Ce procès est à la fois la fin d’un processus et le début d’une nouvelle étape politique, en rupture avec la période Montagnarde. La réaction veut fixer les cadres de la Révolution autour des principes d’une République libérale. Ce procès est porteur de symboles et d’enjeux politiques majeurs. Il amorce la prise de pouvoir des Thermidoriens. À la même période, Thibaudeau s’attaque directement au maintien du maximum (le 3 décembre 1794), et le 4 décembre, Dumont réclame un rapport des Comités contre Lebon au sujet de sa conduite à Arras. etc…
La réaction thermidorienne est en route !
Cependant, cette courte lettre du représentant de la Côte-d’or nous apprend que l’An II des Montagnards n’est pas tout à fait fini.
En mission dans le Nord et Pas-de-Calais à partir du 21 septembre 1794, chargé de l’épuration des autorités, il y établit un tribunal chargé de juger les prévenus d’émigration. Mais en même temps il fit mettre en liberté un grand nombre de détenus enfermés dans l’Abbaye Saint-Vaast. Il écrivit ceci à l’administration du district de Béthune :
« … Vous me demandez de dissoudre la société populaire, et vous m’inviter au moins à la faire épurer.
Quant à la dissolution, c’est un moyen extrême qu’il faut employer qu’à la dernière extrémité parce qu’il viderait les droits du peuple.

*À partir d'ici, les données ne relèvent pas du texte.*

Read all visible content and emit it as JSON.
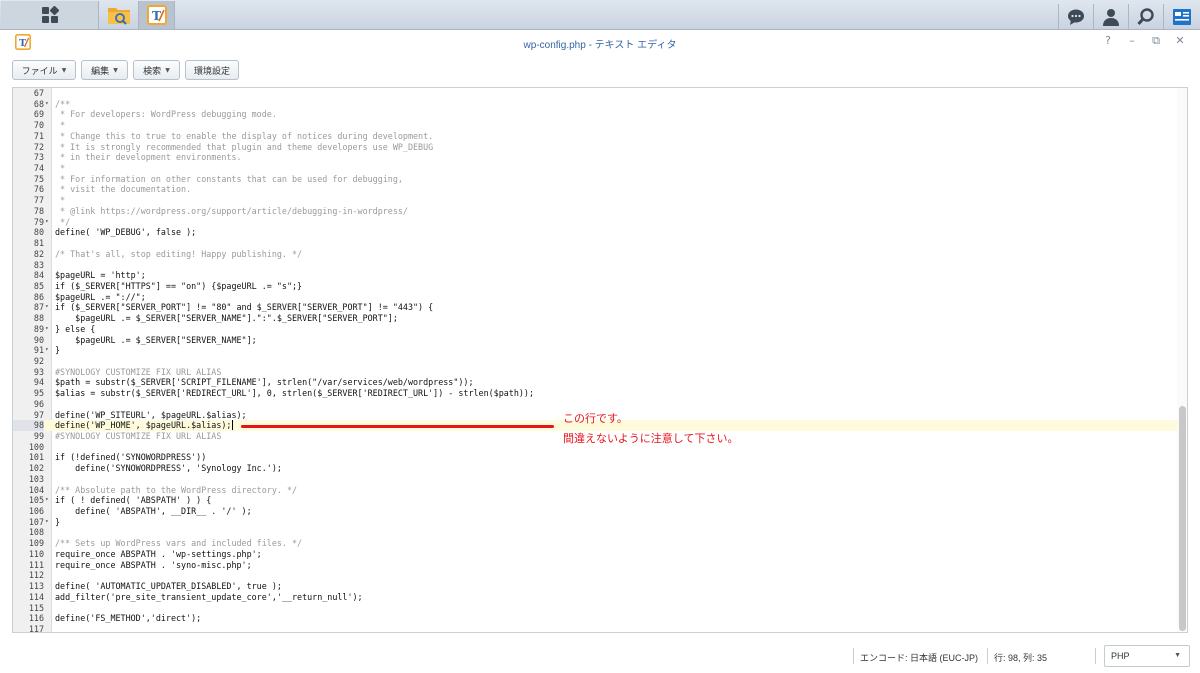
{
  "taskbar": {
    "apps": [
      {
        "icon": "main-menu-grid-icon"
      },
      {
        "icon": "file-station-icon"
      },
      {
        "icon": "text-editor-icon"
      }
    ],
    "tray": [
      "chat-icon",
      "user-icon",
      "search-icon",
      "widgets-icon"
    ]
  },
  "window": {
    "title": "wp-config.php - テキスト エディタ",
    "controls": {
      "help": "?",
      "minimize": "–",
      "restore": "⧉",
      "close": "✕"
    }
  },
  "toolbar": {
    "file_label": "ファイル",
    "edit_label": "編集",
    "search_label": "検索",
    "settings_label": "環境設定"
  },
  "editor": {
    "active_line": 98,
    "lines": [
      {
        "n": "67",
        "fold": false,
        "t": ""
      },
      {
        "n": "68",
        "fold": true,
        "t": "/**"
      },
      {
        "n": "69",
        "fold": false,
        "t": " * For developers: WordPress debugging mode."
      },
      {
        "n": "70",
        "fold": false,
        "t": " *"
      },
      {
        "n": "71",
        "fold": false,
        "t": " * Change this to true to enable the display of notices during development."
      },
      {
        "n": "72",
        "fold": false,
        "t": " * It is strongly recommended that plugin and theme developers use WP_DEBUG"
      },
      {
        "n": "73",
        "fold": false,
        "t": " * in their development environments."
      },
      {
        "n": "74",
        "fold": false,
        "t": " *"
      },
      {
        "n": "75",
        "fold": false,
        "t": " * For information on other constants that can be used for debugging,"
      },
      {
        "n": "76",
        "fold": false,
        "t": " * visit the documentation."
      },
      {
        "n": "77",
        "fold": false,
        "t": " *"
      },
      {
        "n": "78",
        "fold": false,
        "t": " * @link https://wordpress.org/support/article/debugging-in-wordpress/"
      },
      {
        "n": "79",
        "fold": true,
        "t": " */"
      },
      {
        "n": "80",
        "fold": false,
        "t": "define( 'WP_DEBUG', false );"
      },
      {
        "n": "81",
        "fold": false,
        "t": ""
      },
      {
        "n": "82",
        "fold": false,
        "t": "/* That's all, stop editing! Happy publishing. */"
      },
      {
        "n": "83",
        "fold": false,
        "t": ""
      },
      {
        "n": "84",
        "fold": false,
        "t": "$pageURL = 'http';"
      },
      {
        "n": "85",
        "fold": false,
        "t": "if ($_SERVER[\"HTTPS\"] == \"on\") {$pageURL .= \"s\";}"
      },
      {
        "n": "86",
        "fold": false,
        "t": "$pageURL .= \"://\";"
      },
      {
        "n": "87",
        "fold": true,
        "t": "if ($_SERVER[\"SERVER_PORT\"] != \"80\" and $_SERVER[\"SERVER_PORT\"] != \"443\") {"
      },
      {
        "n": "88",
        "fold": false,
        "t": "    $pageURL .= $_SERVER[\"SERVER_NAME\"].\":\".$_SERVER[\"SERVER_PORT\"];"
      },
      {
        "n": "89",
        "fold": true,
        "t": "} else {"
      },
      {
        "n": "90",
        "fold": false,
        "t": "    $pageURL .= $_SERVER[\"SERVER_NAME\"];"
      },
      {
        "n": "91",
        "fold": true,
        "t": "}"
      },
      {
        "n": "92",
        "fold": false,
        "t": ""
      },
      {
        "n": "93",
        "fold": false,
        "t": "#SYNOLOGY CUSTOMIZE FIX URL ALIAS"
      },
      {
        "n": "94",
        "fold": false,
        "t": "$path = substr($_SERVER['SCRIPT_FILENAME'], strlen(\"/var/services/web/wordpress\"));"
      },
      {
        "n": "95",
        "fold": false,
        "t": "$alias = substr($_SERVER['REDIRECT_URL'], 0, strlen($_SERVER['REDIRECT_URL']) - strlen($path));"
      },
      {
        "n": "96",
        "fold": false,
        "t": ""
      },
      {
        "n": "97",
        "fold": false,
        "t": "define('WP_SITEURL', $pageURL.$alias);"
      },
      {
        "n": "98",
        "fold": false,
        "t": "define('WP_HOME', $pageURL.$alias);"
      },
      {
        "n": "99",
        "fold": false,
        "t": "#SYNOLOGY CUSTOMIZE FIX URL ALIAS"
      },
      {
        "n": "100",
        "fold": false,
        "t": ""
      },
      {
        "n": "101",
        "fold": false,
        "t": "if (!defined('SYNOWORDPRESS'))"
      },
      {
        "n": "102",
        "fold": false,
        "t": "    define('SYNOWORDPRESS', 'Synology Inc.');"
      },
      {
        "n": "103",
        "fold": false,
        "t": ""
      },
      {
        "n": "104",
        "fold": false,
        "t": "/** Absolute path to the WordPress directory. */"
      },
      {
        "n": "105",
        "fold": true,
        "t": "if ( ! defined( 'ABSPATH' ) ) {"
      },
      {
        "n": "106",
        "fold": false,
        "t": "    define( 'ABSPATH', __DIR__ . '/' );"
      },
      {
        "n": "107",
        "fold": true,
        "t": "}"
      },
      {
        "n": "108",
        "fold": false,
        "t": ""
      },
      {
        "n": "109",
        "fold": false,
        "t": "/** Sets up WordPress vars and included files. */"
      },
      {
        "n": "110",
        "fold": false,
        "t": "require_once ABSPATH . 'wp-settings.php';"
      },
      {
        "n": "111",
        "fold": false,
        "t": "require_once ABSPATH . 'syno-misc.php';"
      },
      {
        "n": "112",
        "fold": false,
        "t": ""
      },
      {
        "n": "113",
        "fold": false,
        "t": "define( 'AUTOMATIC_UPDATER_DISABLED', true );"
      },
      {
        "n": "114",
        "fold": false,
        "t": "add_filter('pre_site_transient_update_core','__return_null');"
      },
      {
        "n": "115",
        "fold": false,
        "t": ""
      },
      {
        "n": "116",
        "fold": false,
        "t": "define('FS_METHOD','direct');"
      },
      {
        "n": "117",
        "fold": false,
        "t": ""
      }
    ]
  },
  "annotation": {
    "line1": "この行です。",
    "line2": "間違えないように注意して下さい。",
    "color": "#e8141b"
  },
  "statusbar": {
    "encoding": "エンコード: 日本語 (EUC-JP)",
    "position": "行: 98, 列: 35",
    "language": "PHP"
  }
}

Mais pour parvenir à celui de l’épuration, il faudrait au moins un noyau dans lequel on pût mettre sa confiance, et vous ne m’indiqués personnes ; j’attendrai donc que vous m’ayez fait passer les noms de plusieurs Citoyens de cette commune, qui, sociétaires, ayant un patriotisme éprouvé et une probité vraiment Républicaine. » « Salut et fraternité » [1] Signé Berlier.
Berlier, pense « intérêts du peuple et probité républicaine » avant toute prise de décision.
De retour à la Convention, le 9 décembre 1794, il reprit sa place au Comité de législation, chargé alors de l’examen des dénonciations portées contre les Montagnards. Il fut loin de prendre part aux mesures de proscription de ce Comité et n’hésita pas à prévenir ses collègues dénoncés des dangers qui planaient sur eux.
Nommé membre de la Commission des onze pour élaborer les lois organiques de la Constitution, Berlier fut peut-être le seul républicain,dans cette commission, qui élabora la Constitution de l’an III. Le Girondin La Revellière s’exprime ainsi sur lui dans ses mémoires : « Berlier, petit Montagnard obscur, croyant faire de l’esprit [ … ] affectait alors un patriotisme exagéré [ … ] dans la commission, Berlier, sur chaque proposition faite, ne manquait pas d’émettre, pour l’intérêt du peuple,un avis différent du notre… »
Berlier poursuivit sa carrière sous le Directoire. Il soutint parfois des positions contradictoires. Il soutint par exemple le coup d’état de Bonaparte mais montra une sévère opposition à lui accorder le titre d’Empereur et à l’hérédité. « Avec l’hérédité, dit-il,il ne restera plus rien de l’État républicain, pour lequel la France a épuisé ses trésors et sacrifié des millions d’hommes ».
Homme de contrastes, Berlier n’en reste pas moins un homme pour qui le peuple comptait. Sa fidélité profonde à une certaine idée de la République reste constante, comme nous le montre cette courte lettre aux administrateurs du district de Béthune.
Pendant le Directoire, de nombreux jacobins furent guillotinés, exilés ou poursuivis. Modestement, (opportunisme ou habileté ?) Berlier, lui, fit front à la réaction Thermidorienne puis à l’Empire. Il finira par s’y rallier comme d’autres Montagnards et sera exilé le 12 janvier 1816 à Bruxelles. Il ne rentrera en France qu’après la Révolution de 1830 et se retirera dans sa commune de naissance où il finira ses jours, à Dijon.